Whether expats choose to rent or buy in Spain, there is a thriving property market in most Spanish regions. From city centre apartments to coastal homes or rural retreats, Spain has a plethora of options for finding a new home.
Renting property in Spain
Most expats moving to Spain’s larger cities opt to rent until they are certain of a particular location or neighbourhood. Properties in the centre of the likes of Barcelona or Madrid are relatively costly, but properties are generally of a high standard.
Although it is possible to find a property directly, the most practical way to secure a home is through a reputable (ideally bilingual) rental or real estate agency. In Spain, applying to rent a property and arranging the subsequent tenancy agreement (contrato de arrendamiento) is typically a straightforward process. As a general rule, tenancy contracts run for a year and are renewable (usually with a 30 day notice period, though this may vary).
When applying, new tenants will typically be asked to show a passport or ID, some personal references (ideally translated) and their tax identification number, known as a NIE. This this can present a chicken or egg type situation, as usually the application for an NIE requires proof of address. Most agencies who work with international clients on a regular basis will be used to this and can advise accordingly. The landlord has the right to ask for proof of income and a guarantor may be required, particularly if the tenant is a student. A landlord may also ask for a bank guarantee, allowing them to apply directly to the tenant’s bank should the tenant fail to pay their agreed rent.
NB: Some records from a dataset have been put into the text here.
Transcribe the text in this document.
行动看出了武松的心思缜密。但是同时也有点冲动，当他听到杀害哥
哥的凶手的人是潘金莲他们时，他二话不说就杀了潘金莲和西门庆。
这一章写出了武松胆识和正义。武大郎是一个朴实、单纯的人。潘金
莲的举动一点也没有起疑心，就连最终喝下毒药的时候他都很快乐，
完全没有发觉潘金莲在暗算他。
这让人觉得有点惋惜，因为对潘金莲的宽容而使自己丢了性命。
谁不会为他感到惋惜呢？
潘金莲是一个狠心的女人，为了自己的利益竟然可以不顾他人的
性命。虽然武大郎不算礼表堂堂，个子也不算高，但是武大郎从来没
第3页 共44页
Utilities may or may not be included in the monthly rent (individuals should ensure that this is clearly stipulated in the contract) and tenants should be aware of any additional annual or monthly fees for maintenance.
Buying a home in Spain
For expats wishing to remain in Spain on a longer term basis, or whom would like to invest in property in Spain, the Spanish property market is extremely attractive, particularly in larger cities or desirable coastal areas. Buying a property in Spain is a fairly straightforward legal process, which begins with the buyer making an offer to the seller’s agent, then (if accepted), signing a preliminary contract (contrato privado de compravento) and paying a deposit (usually around 10%). This is legally binding and buyers should ensure they have undertaken a full survey and checked the Spanish property registry (Registro de la Propiedad) to ensure there are no outstanding debts or taxes to be paid on the property as any debts are transferrable with the purchase of the property. When the buyer has successfully arranged a mortgage, the contract of sale (escritura de compravento) can be signed in the presence of a notary. At this stage, the full sale price and all taxes and fees are payable to the relevant parties.
Foreign buyers should ensure they seek independent translation of any Spanish documents and if possible seek out a real estate agency used to working with international clients. The British Embassy in Spain has created a useful list of English speaking lawyers and translators also.